Primeiramente, tentaremos responder (na medida do possível), adequadamente, a todos os questionamentos feitos acima. Logo, para se acentuar quaisquer que sejam as palavras, devemos seguir, adequadamente, as regras de acentuação gráfica encontradas nas gramáticas utilizadas nas escolas, ou seja, na gramática normativa, (mas normativa por quê? Isto será assunto do nosso próximo artigo), por isso, deveremos consultar as gramáticas escolares ou normativas para sabermos como devemos acentuar de forma adequada as palavras do português.
A razão por que se acentuam as palavras graficamente no português seria a seguinte: acentuamos, porque, felizmente ou infelizmente, na escrita, existem regras preestabelecidas que nos obrigam de certa forma a acentuar as palavras de nossa língua materna, além disso; devemos acentuar os vocábulos do português para de certo modo realçar, enfatizar, e até, diferenciar na escrita as sílabas átonas das tônicas, por isso, as sílabas com o som mais forte são chamadas de tônicas, já as átonas são as sílabas com o som mais fraco. Esta consideração deve ser respeitada, a priori, na escrita. Por quê?
Porque, simplesmente, é na fala que temos os recursos mais amplos para a compreensão e interação da mensagem, por exemplo: os gestos, o fato de estarmos face a face com o nosso interlocutor/locutor, a entonação, a dicção; além disso, tem a questão de muitas pessoas terem uma audição, praticamente, perfeita que distingue sons fracos dos fortes, ou seja, temos a faculdade em discernir sons agudos, mais fracos, de sons graves, mais fortes.
Por isso, é que na escrita devemos acentuar as palavras, já que nesta modalidade, não temos muitos recursos, conforme temos na fala, porém, para acentuar as palavras, não devemos acentuá-las de forma aleatória, para isso, devemos seguir as regras de acentuação gráfica, o que parece muito óbvio; mas, talvez muitas pessoas não saibam disso, ou, às vezes; ignoram estas regras.
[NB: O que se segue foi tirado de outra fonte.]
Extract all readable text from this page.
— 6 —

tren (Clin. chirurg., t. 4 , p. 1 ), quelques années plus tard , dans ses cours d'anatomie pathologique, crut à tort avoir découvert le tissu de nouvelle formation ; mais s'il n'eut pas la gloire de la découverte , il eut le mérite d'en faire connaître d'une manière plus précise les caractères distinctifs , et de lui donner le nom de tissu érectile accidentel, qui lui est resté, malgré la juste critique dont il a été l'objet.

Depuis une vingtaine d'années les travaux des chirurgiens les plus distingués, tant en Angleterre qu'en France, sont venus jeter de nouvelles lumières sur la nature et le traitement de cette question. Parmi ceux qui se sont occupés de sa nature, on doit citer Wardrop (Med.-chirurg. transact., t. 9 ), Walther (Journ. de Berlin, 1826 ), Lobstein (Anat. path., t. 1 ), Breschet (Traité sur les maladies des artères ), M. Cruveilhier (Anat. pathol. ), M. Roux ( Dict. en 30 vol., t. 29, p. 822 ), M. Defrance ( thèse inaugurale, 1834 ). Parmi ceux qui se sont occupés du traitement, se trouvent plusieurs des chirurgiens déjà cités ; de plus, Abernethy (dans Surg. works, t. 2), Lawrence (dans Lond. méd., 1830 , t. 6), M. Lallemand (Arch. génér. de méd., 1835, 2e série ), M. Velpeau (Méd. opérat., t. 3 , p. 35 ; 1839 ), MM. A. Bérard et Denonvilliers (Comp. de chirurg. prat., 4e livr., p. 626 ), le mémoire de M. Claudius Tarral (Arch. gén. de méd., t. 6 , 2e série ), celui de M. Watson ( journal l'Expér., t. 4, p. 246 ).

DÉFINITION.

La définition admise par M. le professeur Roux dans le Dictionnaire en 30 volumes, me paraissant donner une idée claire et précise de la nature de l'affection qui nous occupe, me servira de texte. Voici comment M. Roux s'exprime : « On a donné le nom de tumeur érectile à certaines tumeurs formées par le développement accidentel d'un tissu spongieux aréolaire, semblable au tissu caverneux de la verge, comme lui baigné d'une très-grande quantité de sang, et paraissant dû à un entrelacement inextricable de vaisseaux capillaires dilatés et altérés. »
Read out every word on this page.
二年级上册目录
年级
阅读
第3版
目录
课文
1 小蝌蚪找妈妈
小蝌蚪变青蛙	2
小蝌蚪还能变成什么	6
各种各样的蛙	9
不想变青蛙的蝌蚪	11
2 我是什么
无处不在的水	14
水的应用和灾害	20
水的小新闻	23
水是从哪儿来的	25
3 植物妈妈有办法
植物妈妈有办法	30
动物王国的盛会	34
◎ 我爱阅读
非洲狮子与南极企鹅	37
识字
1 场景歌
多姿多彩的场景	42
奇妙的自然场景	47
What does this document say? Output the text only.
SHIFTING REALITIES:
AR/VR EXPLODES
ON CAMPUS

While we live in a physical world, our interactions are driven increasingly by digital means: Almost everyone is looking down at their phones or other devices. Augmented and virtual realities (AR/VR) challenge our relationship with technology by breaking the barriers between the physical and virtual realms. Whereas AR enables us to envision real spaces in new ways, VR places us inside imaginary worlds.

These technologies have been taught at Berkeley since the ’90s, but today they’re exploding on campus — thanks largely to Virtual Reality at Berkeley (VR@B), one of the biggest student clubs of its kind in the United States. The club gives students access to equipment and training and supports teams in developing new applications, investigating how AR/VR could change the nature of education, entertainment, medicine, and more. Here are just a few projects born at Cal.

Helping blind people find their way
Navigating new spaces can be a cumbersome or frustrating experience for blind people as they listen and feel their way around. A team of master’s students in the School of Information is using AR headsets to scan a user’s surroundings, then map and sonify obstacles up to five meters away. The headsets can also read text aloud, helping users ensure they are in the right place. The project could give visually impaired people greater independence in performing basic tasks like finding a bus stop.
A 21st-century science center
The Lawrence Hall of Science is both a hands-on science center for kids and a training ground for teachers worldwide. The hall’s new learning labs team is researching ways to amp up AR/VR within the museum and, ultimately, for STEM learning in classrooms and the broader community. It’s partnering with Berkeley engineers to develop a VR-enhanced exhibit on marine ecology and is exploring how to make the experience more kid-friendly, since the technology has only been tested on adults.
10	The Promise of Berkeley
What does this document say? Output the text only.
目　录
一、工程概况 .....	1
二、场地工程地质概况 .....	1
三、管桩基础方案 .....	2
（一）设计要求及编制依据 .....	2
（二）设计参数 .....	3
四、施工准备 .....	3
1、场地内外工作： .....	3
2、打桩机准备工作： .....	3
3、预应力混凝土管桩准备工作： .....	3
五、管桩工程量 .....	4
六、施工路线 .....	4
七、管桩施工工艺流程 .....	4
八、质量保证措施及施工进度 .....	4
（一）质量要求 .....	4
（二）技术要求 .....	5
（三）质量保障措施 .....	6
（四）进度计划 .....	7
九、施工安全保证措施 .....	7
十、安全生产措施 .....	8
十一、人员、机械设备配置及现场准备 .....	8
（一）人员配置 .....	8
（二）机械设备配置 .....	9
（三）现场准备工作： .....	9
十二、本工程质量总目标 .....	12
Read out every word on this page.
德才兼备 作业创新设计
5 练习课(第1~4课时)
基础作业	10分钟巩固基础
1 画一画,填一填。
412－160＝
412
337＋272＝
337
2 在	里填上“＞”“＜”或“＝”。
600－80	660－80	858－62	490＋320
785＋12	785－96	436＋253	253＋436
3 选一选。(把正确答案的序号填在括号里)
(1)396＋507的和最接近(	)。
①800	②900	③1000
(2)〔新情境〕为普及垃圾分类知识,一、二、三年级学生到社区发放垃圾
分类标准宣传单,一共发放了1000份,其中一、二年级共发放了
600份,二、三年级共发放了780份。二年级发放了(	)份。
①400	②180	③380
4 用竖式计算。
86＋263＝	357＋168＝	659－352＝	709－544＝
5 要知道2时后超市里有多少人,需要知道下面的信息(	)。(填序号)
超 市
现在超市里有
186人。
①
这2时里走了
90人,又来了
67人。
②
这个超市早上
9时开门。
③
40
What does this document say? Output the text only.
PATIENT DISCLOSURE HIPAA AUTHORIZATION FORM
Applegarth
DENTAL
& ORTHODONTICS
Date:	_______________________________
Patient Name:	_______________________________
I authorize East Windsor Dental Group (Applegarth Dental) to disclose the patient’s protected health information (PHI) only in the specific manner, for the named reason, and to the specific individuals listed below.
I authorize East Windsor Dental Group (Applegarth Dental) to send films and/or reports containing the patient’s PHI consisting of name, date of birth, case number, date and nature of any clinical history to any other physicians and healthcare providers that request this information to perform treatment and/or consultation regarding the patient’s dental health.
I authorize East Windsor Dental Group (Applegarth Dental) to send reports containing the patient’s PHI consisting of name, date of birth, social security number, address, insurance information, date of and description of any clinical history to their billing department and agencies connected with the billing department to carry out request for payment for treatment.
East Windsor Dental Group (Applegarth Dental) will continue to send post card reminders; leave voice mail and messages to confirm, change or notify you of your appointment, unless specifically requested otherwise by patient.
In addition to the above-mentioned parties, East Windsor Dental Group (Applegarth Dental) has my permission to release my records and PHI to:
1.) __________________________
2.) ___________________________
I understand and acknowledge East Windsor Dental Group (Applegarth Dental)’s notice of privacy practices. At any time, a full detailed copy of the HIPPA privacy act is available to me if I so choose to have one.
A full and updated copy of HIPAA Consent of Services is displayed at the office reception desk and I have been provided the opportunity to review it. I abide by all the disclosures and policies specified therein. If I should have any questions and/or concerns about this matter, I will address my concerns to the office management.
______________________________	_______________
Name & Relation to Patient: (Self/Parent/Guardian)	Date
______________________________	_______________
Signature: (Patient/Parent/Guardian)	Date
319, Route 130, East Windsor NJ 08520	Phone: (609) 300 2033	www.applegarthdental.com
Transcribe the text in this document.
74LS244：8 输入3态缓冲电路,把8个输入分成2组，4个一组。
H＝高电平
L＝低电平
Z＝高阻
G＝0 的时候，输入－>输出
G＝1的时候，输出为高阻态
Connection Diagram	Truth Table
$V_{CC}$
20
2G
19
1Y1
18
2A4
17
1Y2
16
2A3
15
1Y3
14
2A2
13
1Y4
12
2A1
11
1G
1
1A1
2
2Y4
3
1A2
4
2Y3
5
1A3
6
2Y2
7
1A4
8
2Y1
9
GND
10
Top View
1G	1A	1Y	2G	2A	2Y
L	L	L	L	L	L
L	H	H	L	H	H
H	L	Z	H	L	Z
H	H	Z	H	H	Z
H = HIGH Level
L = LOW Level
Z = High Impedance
Por conseguinte, devemos acentuar as palavras do português seguindo alguns critérios, são eles:
a) Acentuam-se, geralmente, todas as palavras proparoxítonas, aquelas cuja sílaba tônica é a antepenúltima, apesar de sabermos que no caso da palavra ¹performance, mesmo sendo proparoxítona não deve ser acentuada, isto é, sua pronúncia adequada é dizê-la de forma que a antepenúltima sílaba seja a tônica, portanto, se formos levar sempre em consideração a regra que diz que toda palavra proparoxítona leva acento, estaríamos propensos a um julgamento inadequado no que tange à acentuação gráfica das palavras proparoxítonas. Mesmo assim, seguem alguns exemplos de proparoxítonas acentuadas: médico, ônibus, árvore, hexágono, pentágono, etc.
b) Em se tratando das palavras oxítonas, cuja sílaba tônica é a última, devemos seguir o seguinte critério, acentuam-se as palavras oxítonas terminadas em a, e, o, seguidas ou não de s, e ainda as terminadas em em, seguidas ou não de s. Exemplos: café, sofás, cipó, armazéns, alguém, etc.
Quanto às paroxítonas, aqueles vocábulos cuja sílaba tônica é a penúltima, devemos acentuá-los seguindo tantas regras que se tornam quase impossível decorá-las, em vista disso, fazemos a seguinte sugestão: uma vez que acentuamos as palavras oxítonas terminadas, conforme, os casos, acima, vistos, por conseguinte, não acentuamos as palavras ²paroxítonas terminadas em a, e, o, em, seguidas ou não de s. Não acentuamos, por exemplo: menina, caso, elefante, janela, bolso, item, etc; já as que não seguem este mesmo critério, ou seja, os vocábulos paroxítonos que não terminam em a, e, o, em, seguidos ou não de s, são acentuados. Exemplos: açúcar, hífen, álbum, fórum, bíceps, táxi, ônix, fênix, possível, impossível, etc.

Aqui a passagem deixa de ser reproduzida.